Outra forma de lidar com o desejo infinito é pela precaução que nos previne des ciladas da própria vulnerabilidade humana. Não somos onipotentes, nem deuses, inatingíveis ao fracasso. Podemos mostrar-nos fracos e, por vezes, covardes. Mas podemos precaver-nos contra situações que nos poderão fazer cair e perder o Centro.

Talvez uma chave inspiradora nos seja nos oferecida por C.G.Jung com sua proposta de construir, ao largo da vida, um processo de individuação. Este possui uma dimensão holística: assume com destemor e humildade todas as pulsões, imagens, arquétipos, luzes e sombras. Ouve o rugir das feras que o habitam mas também o canto do sabiá que o encanta. Como criar uma unidade interior cujo efeito seja o equilíbrio dos desejos, a vivência da liberdade e da alegria de viver?

C. G. Jung sugere que cada um procure criar um Centro forte, um Self unificador que tenha a função que o sol possui no sistema solar. Ele sateliza ao seu redor todos os planetas. Algo semelhante deve ocorrer com a psiqué: alimentar um Centro pessoal que tudo integre, com reflexão e com interiorização. E não em último lugar, com o cultivo do Sagrado e do Espiritual. A religião, como instituição, não raro cerceia a vida espiritual por excesso de doutrinas e de normas morais demasiado rígidas. Mas religião como espiritualidade desempenha uma função fundamental no processo de individuação. Cabe a ela ligar e re-ligar a pessoa com seu Centro, com todas as coisas, com o universo, com a Fonte originária de todo o ser, dando-lhe um sentimento de pertença.

A falta da integração da energia do desejo se manifesta pela dilaceração das relações sociais, pela violência assassina praticada em escolas ou nas matanças de pessoas negras, pobres e homoafetivos.
Lidar com as forças do desejo implica, pois, uma preocupação pela sanidade social.
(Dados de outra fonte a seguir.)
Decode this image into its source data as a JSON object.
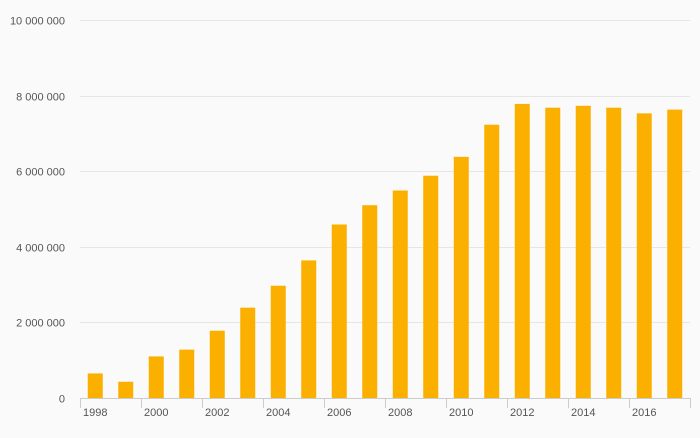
{
  "chart_data": {
    "type": "bar",
    "title": "",
    "xlabel": "",
    "ylabel": "",
    "categories": [
      "1998",
      "1999",
      "2000",
      "2001",
      "2002",
      "2003",
      "2004",
      "2005",
      "2006",
      "2007",
      "2008",
      "2009",
      "2010",
      "2011",
      "2012",
      "2013",
      "2014",
      "2015",
      "2016",
      "2017"
    ],
    "x_tick_labels": [
      "1998",
      "",
      "2000",
      "",
      "2002",
      "",
      "2004",
      "",
      "2006",
      "",
      "2008",
      "",
      "2010",
      "",
      "2012",
      "",
      "2014",
      "",
      "2016",
      ""
    ],
    "values": [
      650000,
      430000,
      1100000,
      1280000,
      1780000,
      2390000,
      2970000,
      3640000,
      4590000,
      5100000,
      5490000,
      5880000,
      6380000,
      7230000,
      7780000,
      7680000,
      7730000,
      7680000,
      7530000,
      7630000
    ],
    "ylim": [
      0,
      10000000
    ],
    "y_ticks": [
      {
        "value": 0,
        "label": "0"
      },
      {
        "value": 2000000,
        "label": "2 000 000"
      },
      {
        "value": 4000000,
        "label": "4 000 000"
      },
      {
        "value": 6000000,
        "label": "6 000 000"
      },
      {
        "value": 8000000,
        "label": "8 000 000"
      },
      {
        "value": 10000000,
        "label": "10 000 000"
      }
    ],
    "grid": true,
    "legend": "none",
    "colors": {
      "bar": "#fbb000",
      "grid": "#e6e6e6",
      "axis": "#cccccc",
      "text": "#555555",
      "background": "#fafafa"
    }
  }
}
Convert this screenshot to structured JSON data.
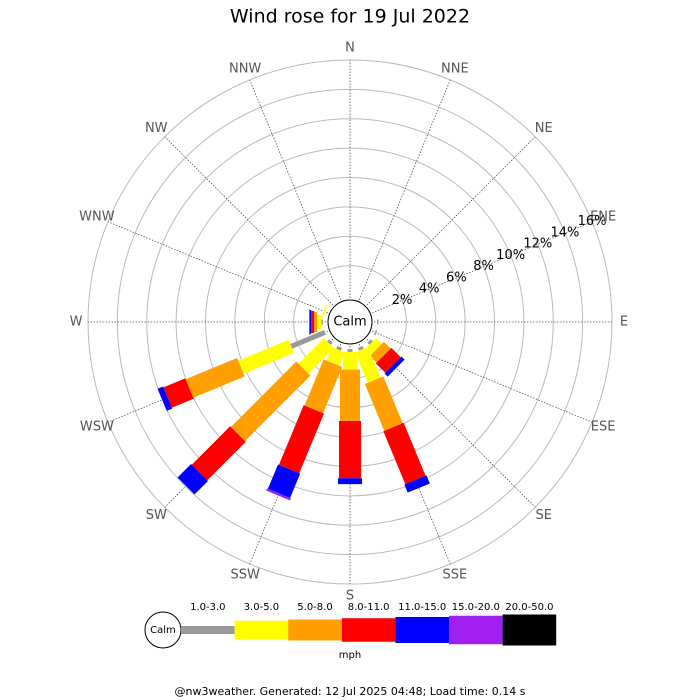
{
  "chart_data": {
    "type": "windrose",
    "title": "Wind rose for 19 Jul 2022",
    "directions": [
      "N",
      "NNE",
      "NE",
      "ENE",
      "E",
      "ESE",
      "SE",
      "SSE",
      "S",
      "SSW",
      "SW",
      "WSW",
      "W",
      "WNW",
      "NW",
      "NNW"
    ],
    "calm_label": "Calm",
    "unit": "mph",
    "rlim": [
      0,
      16
    ],
    "rticks": [
      {
        "value": 2,
        "label": "2%"
      },
      {
        "value": 4,
        "label": "4%"
      },
      {
        "value": 6,
        "label": "6%"
      },
      {
        "value": 8,
        "label": "8%"
      },
      {
        "value": 10,
        "label": "10%"
      },
      {
        "value": 12,
        "label": "12%"
      },
      {
        "value": 14,
        "label": "14%"
      },
      {
        "value": 16,
        "label": "16%"
      }
    ],
    "series": [
      {
        "name": "1.0-3.0",
        "color": "#999999",
        "values": [
          0,
          0,
          0,
          0,
          0.1,
          0.1,
          0.2,
          0.2,
          0.2,
          0.2,
          0.2,
          2.5,
          0.1,
          0,
          0,
          0
        ]
      },
      {
        "name": "3.0-5.0",
        "color": "#ffff00",
        "values": [
          0,
          0,
          0,
          0,
          0,
          0,
          0.55,
          2.25,
          1.2,
          1.0,
          2.45,
          3.7,
          0.3,
          0.1,
          0,
          0
        ]
      },
      {
        "name": "5.0-8.0",
        "color": "#ffa000",
        "values": [
          0,
          0,
          0,
          0,
          0,
          0,
          0.65,
          3.45,
          3.5,
          3.4,
          6.3,
          3.8,
          0.2,
          0,
          0,
          0
        ]
      },
      {
        "name": "8.0-11.0",
        "color": "#ff0000",
        "values": [
          0,
          0,
          0,
          0,
          0,
          0,
          0.9,
          3.9,
          3.9,
          4.4,
          3.7,
          1.6,
          0.2,
          0,
          0,
          0
        ]
      },
      {
        "name": "11.0-15.0",
        "color": "#0000ff",
        "values": [
          0,
          0,
          0,
          0,
          0,
          0,
          0.3,
          0.6,
          0.4,
          1.8,
          1.3,
          0.4,
          0.1,
          0,
          0,
          0
        ]
      },
      {
        "name": "15.0-20.0",
        "color": "#a020f0",
        "values": [
          0,
          0,
          0,
          0,
          0,
          0,
          0,
          0,
          0,
          0.15,
          0,
          0,
          0.05,
          0,
          0,
          0
        ]
      },
      {
        "name": "20.0-50.0",
        "color": "#000000",
        "values": [
          0,
          0,
          0,
          0,
          0,
          0,
          0,
          0,
          0,
          0,
          0,
          0,
          0,
          0,
          0,
          0
        ]
      }
    ],
    "footer": "@nw3weather. Generated: 12 Jul 2025 04:48; Load time: 0.14 s"
  }
}
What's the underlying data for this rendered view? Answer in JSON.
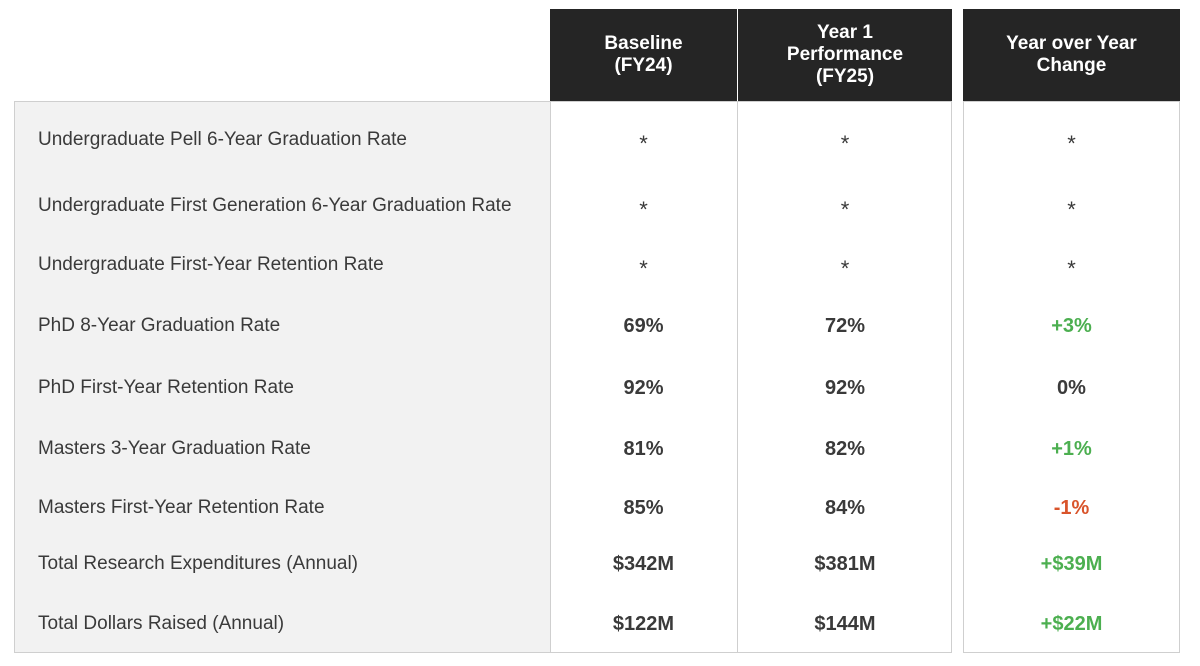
{
  "header": {
    "baseline": "Baseline\n(FY24)",
    "year1": "Year 1\nPerformance\n(FY25)",
    "yoy": "Year over Year\nChange"
  },
  "colors": {
    "header_bg": "#252525",
    "label_bg": "#f2f2f2",
    "positive": "#4caf50",
    "negative": "#d9542b"
  },
  "rows": [
    {
      "label": "Undergraduate Pell 6-Year Graduation Rate",
      "baseline": "*",
      "year1": "*",
      "change": "*",
      "trend": "none"
    },
    {
      "label": "Undergraduate First Generation 6-Year Graduation Rate",
      "baseline": "*",
      "year1": "*",
      "change": "*",
      "trend": "none"
    },
    {
      "label": "Undergraduate First-Year Retention Rate",
      "baseline": "*",
      "year1": "*",
      "change": "*",
      "trend": "none"
    },
    {
      "label": "PhD 8-Year Graduation Rate",
      "baseline": "69%",
      "year1": "72%",
      "change": "+3%",
      "trend": "up"
    },
    {
      "label": "PhD First-Year Retention Rate",
      "baseline": "92%",
      "year1": "92%",
      "change": "0%",
      "trend": "flat"
    },
    {
      "label": "Masters 3-Year Graduation Rate",
      "baseline": "81%",
      "year1": "82%",
      "change": "+1%",
      "trend": "up"
    },
    {
      "label": "Masters First-Year Retention Rate",
      "baseline": "85%",
      "year1": "84%",
      "change": "-1%",
      "trend": "down"
    },
    {
      "label": "Total Research Expenditures (Annual)",
      "baseline": "$342M",
      "year1": "$381M",
      "change": "+$39M",
      "trend": "up"
    },
    {
      "label": "Total Dollars Raised (Annual)",
      "baseline": "$122M",
      "year1": "$144M",
      "change": "+$22M",
      "trend": "up"
    }
  ]
}
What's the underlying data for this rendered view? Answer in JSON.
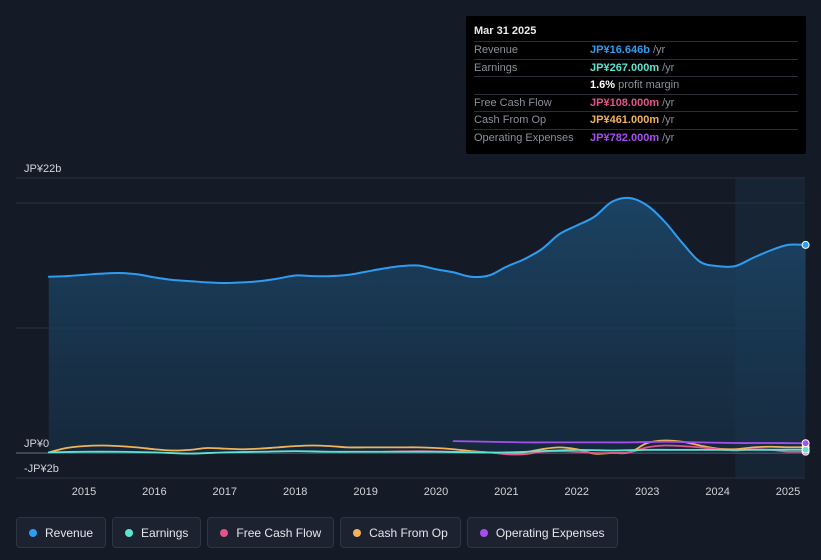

Não se poderá passar ao lado da educação humanística, ética e cidadã que eduque o desejo. O grande obstáculo reside na lógica mesma do sistema imperante que exaspera o desejo de ter, descuidando dos valores civilizatórios, da gentileza, do bom trato e do respeito a cada pessoa. Ao contrário, os meios de comunicação de massa exaltam o desejo individual e a violência para resolver os conflitos humanos.

A globalização como fenômeno humano, nos obrigará a moderar os desejos pessoais em favor dos coletivos e assim tornar mais equilibrada e amigável a coexistência humana. Como desejamos tempos favoráveis!